Post on: 1 Май, 2015 No Comment

Accounting for shortterm investments Accounting Guide

1. Short-term investments definition

Short-term investments are readily marketable securities (stocks and bonds) that are intended to be sold within the time period of current assets. Logically, short-term investments are classified as current assets .

Security investments have to meet the following two (2) criteria to be classified as short-term investments:

  • The investment is readily marketable
  • Management intends to convert the investment into cash within one (1) year or operating cycle, whichever is longer

Security investments that do not meet both criteria should be classified as long-term. For example, stocks of privately held corporations are likely to have very limited markets, and as the result, such equity investments would not meet the first criterion and should be classified as long-term. Management might not have intent to sell the investment in the near term, and as the result, such an investment should be classified as long-term.

What does readily marketable mean? Readily marketable securities can be converted into cash (i.e. sold) on demand. For instance, stocks and bonds sold on public stock exchanges usually meet this criterion. Readily marketable securities can be classified as trading or available-for-sale (i.e. see next section).

The second criterion is more difficult to evaluate. Management might have an incentive, not intent, to include its investments in the short-term section of the balance sheet to improve the company’s liquidity and working capital ratios.

2. Classification of investments in securities

Accounting for shortterm investments Accounting Guide

For valuation and reporting purposes, companies group investments in securities (stocks and bonds) as follows:

  • Trading. debt and equity securities that the company intends to sell in the near term
  • Held-to-maturity. debt securities that the company has an intent and ability to hold to maturity
  • Available-for-sale. debt and equity securities not classified as trading or held-to-maturity

Trading securities are reported in the current section of the balance sheet.

Available for sale-securities can be reported in either the current or noncurrent section of the balance sheet, depending on the management’s intent to sell the securities in the near term.

Both trading and available-for-sale securities are reported at the fair market value.
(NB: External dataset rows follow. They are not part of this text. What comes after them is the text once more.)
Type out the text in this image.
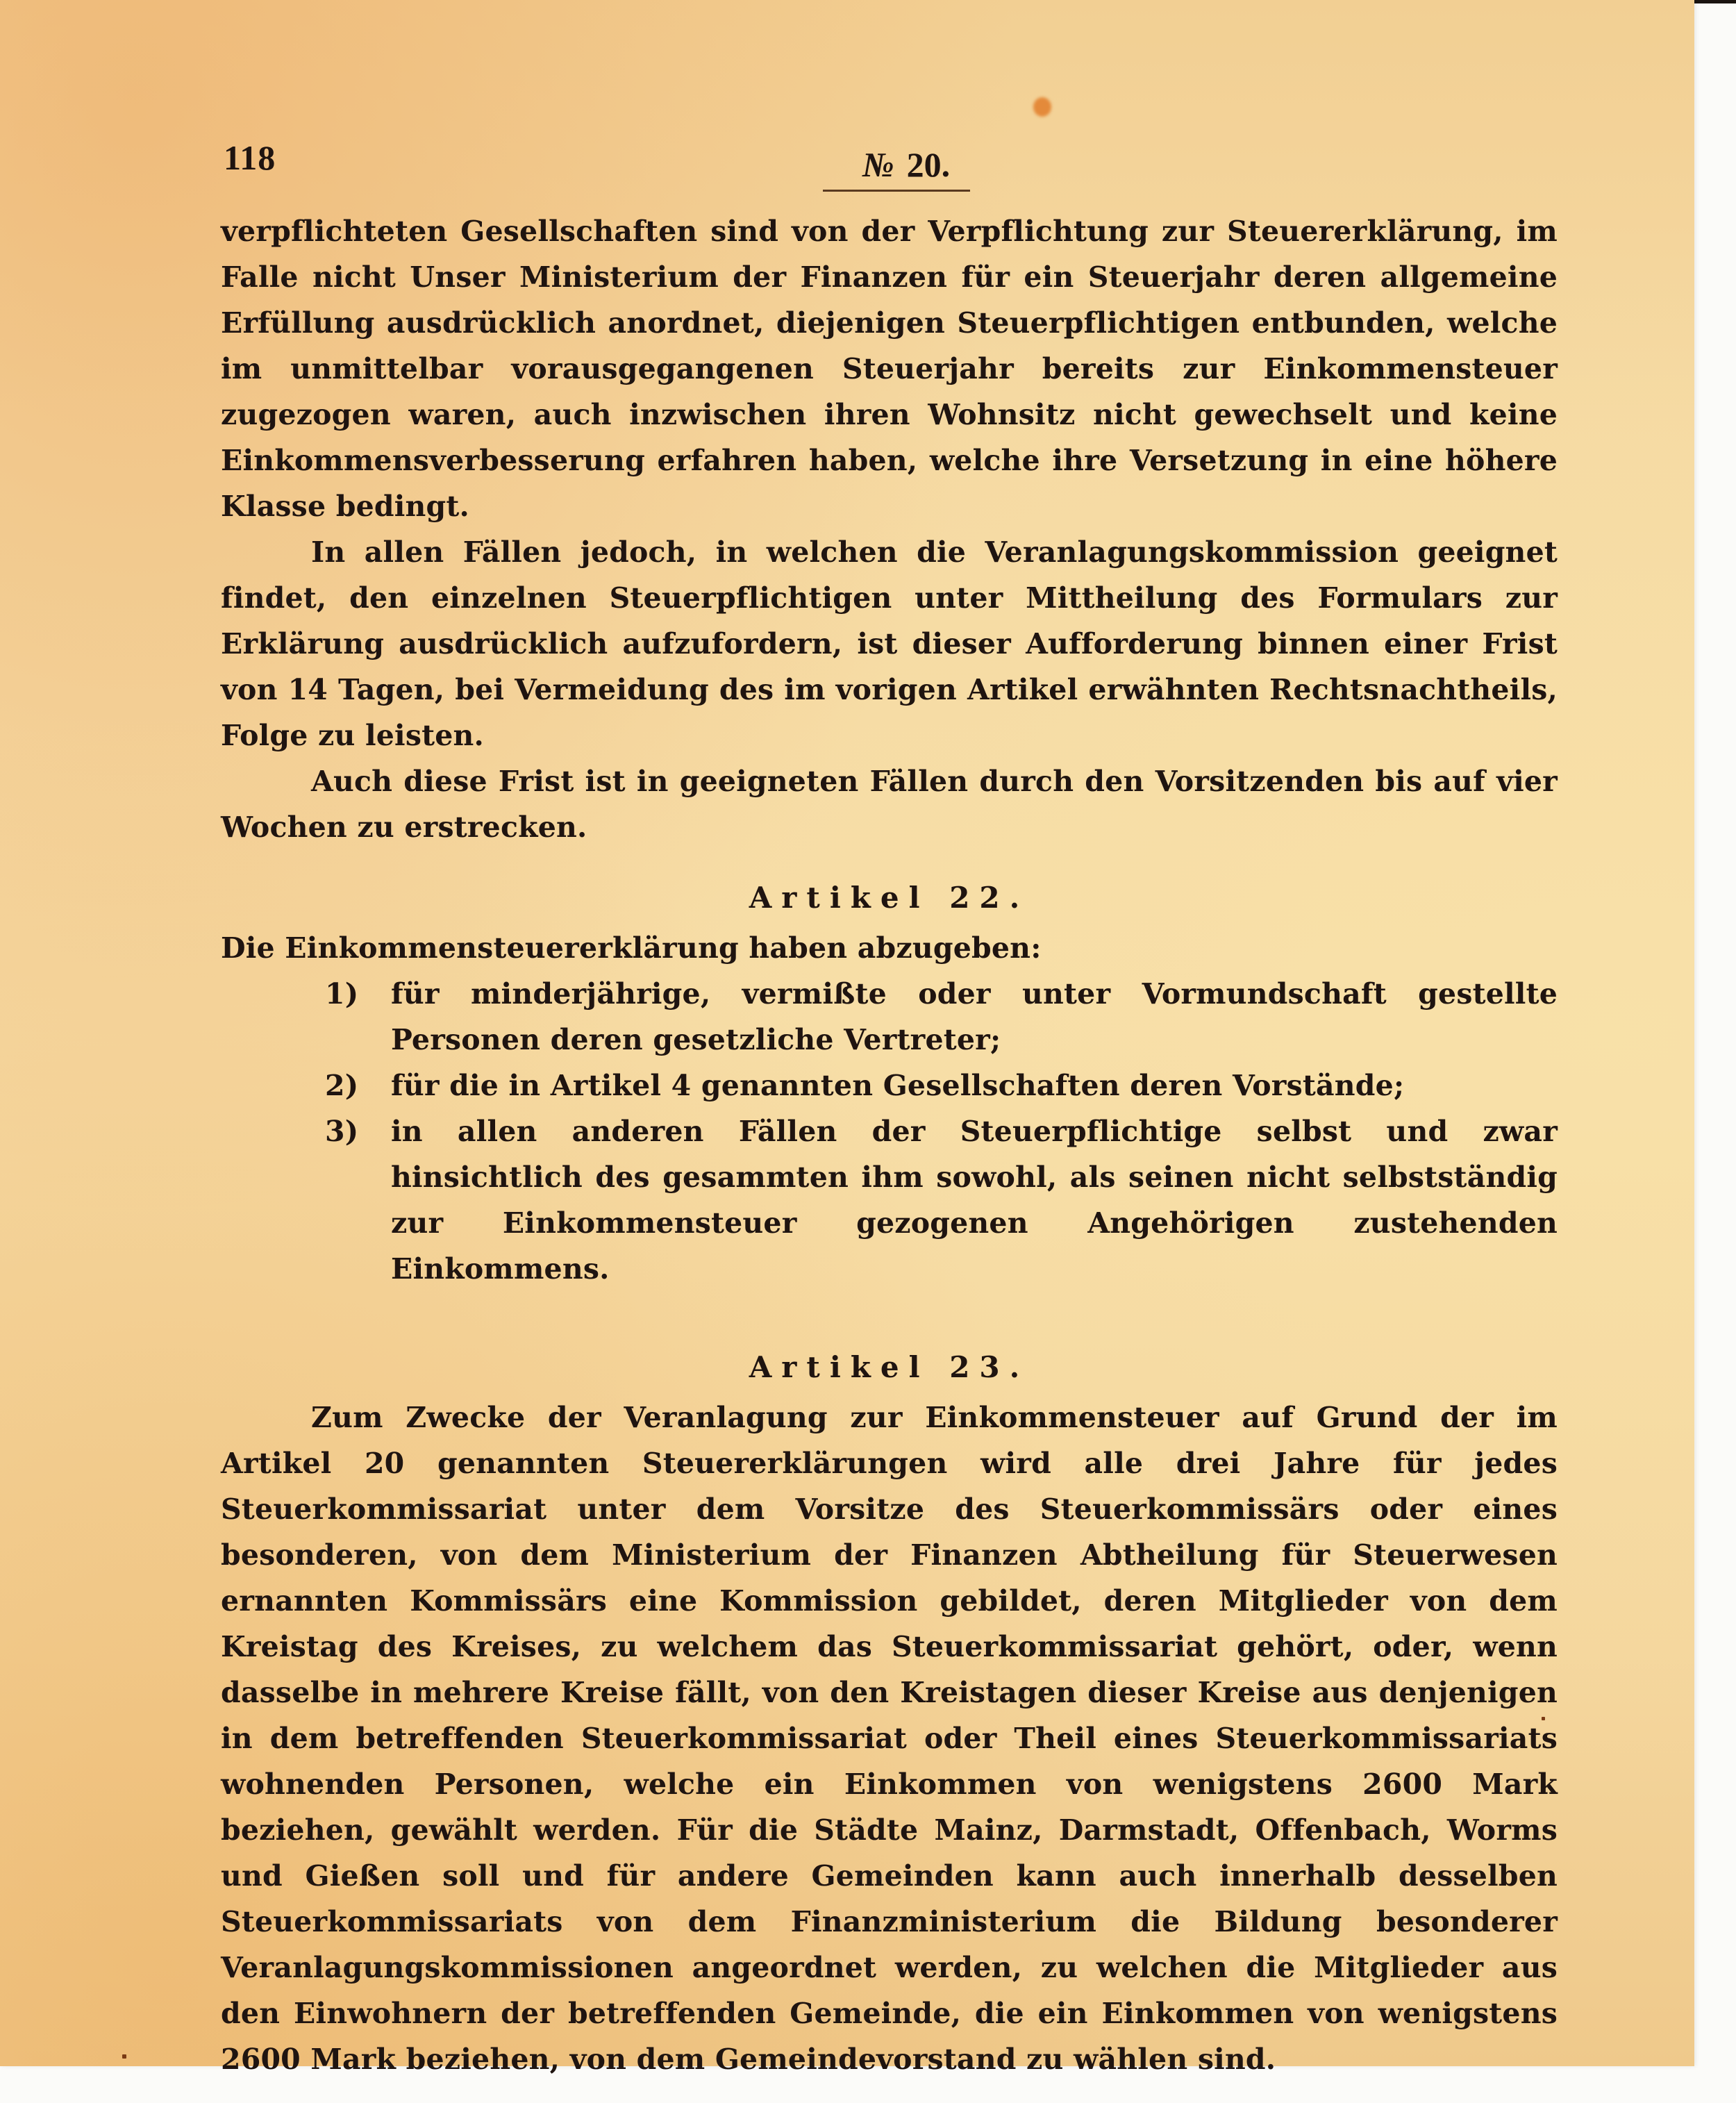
118	№ 20.

verpflichteten Gesellschaften sind von der Verpflichtung zur Steuererklärung, im Falle nicht Unser Ministerium der Finanzen für ein Steuerjahr deren allgemeine Erfüllung ausdrücklich anordnet, diejenigen Steuerpflichtigen entbunden, welche im unmittelbar vorausgegangenen Steuerjahr bereits zur Einkommensteuer zugezogen waren, auch inzwischen ihren Wohnsitz nicht gewechselt und keine Einkommensverbesserung erfahren haben, welche ihre Versetzung in eine höhere Klasse bedingt.

In allen Fällen jedoch, in welchen die Veranlagungskommission geeignet findet, den einzelnen Steuerpflichtigen unter Mittheilung des Formulars zur Erklärung ausdrücklich aufzufordern, ist dieser Aufforderung binnen einer Frist von 14 Tagen, bei Vermeidung des im vorigen Artikel erwähnten Rechtsnachtheils, Folge zu leisten.

Auch diese Frist ist in geeigneten Fällen durch den Vorsitzenden bis auf vier Wochen zu erstrecken.

Artikel 22.

Die Einkommensteuererklärung haben abzugeben:

1)	für minderjährige, vermißte oder unter Vormundschaft gestellte Personen deren gesetzliche Vertreter;
2)	für die in Artikel 4 genannten Gesellschaften deren Vorstände;
3)	in allen anderen Fällen der Steuerpflichtige selbst und zwar hinsichtlich des gesammten ihm sowohl, als seinen nicht selbstständig zur Einkommensteuer gezogenen Angehörigen zustehenden Einkommens.
Artikel 23.

Zum Zwecke der Veranlagung zur Einkommensteuer auf Grund der im Artikel 20 genannten Steuererklärungen wird alle drei Jahre für jedes Steuerkommissariat unter dem Vorsitze des Steuerkommissärs oder eines besonderen, von dem Ministerium der Finanzen Abtheilung für Steuerwesen ernannten Kommissärs eine Kommission gebildet, deren Mitglieder von dem Kreistag des Kreises, zu welchem das Steuerkommissariat gehört, oder, wenn dasselbe in mehrere Kreise fällt, von den Kreistagen dieser Kreise aus denjenigen in dem betreffenden Steuerkommissariat oder Theil eines Steuerkommissariats wohnenden Personen, welche ein Einkommen von wenigstens 2600 Mark beziehen, gewählt werden. Für die Städte Mainz, Darmstadt, Offenbach, Worms und Gießen soll und für andere Gemeinden kann auch innerhalb desselben Steuerkommissariats von dem Finanzministerium die Bildung besonderer Veranlagungskommissionen angeordnet werden, zu welchen die Mitglieder aus den Einwohnern der betreffenden Gemeinde, die ein Einkommen von wenigstens 2600 Mark beziehen, von dem Gemeindevorstand zu wählen sind.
Held-to-maturity securities are usually classified as noncurrent assets. unless the maturity of such securities is within one year after the balance sheet date. Held-to-maturity securities are recorded and measured on the balance sheet at their amortized cost. Note that only debt securities can be classified as held-to-maturity because equity securities do not have a maturity date. (We exclude discussion of held-to-maturity securities accounting from this guide because such securities normally don’t fall within short-term investments ).

Debt securities represent purchases of debt obligations of another entity. Examples of debt securities include the following: corporate bonds, convertible debt, U.S. government securities, commercial paper, etc. Debt investments can be classified as trading, available-for-sale, or held-to-maturity.

Equity securities represent purchases of outstanding stock (common, preferred, or other) of another company. Companies invest in equity securities to earn investment income and to be able to control another company’s management and board of directors. Equity investments can be current (short-term) or noncurrent (long-term).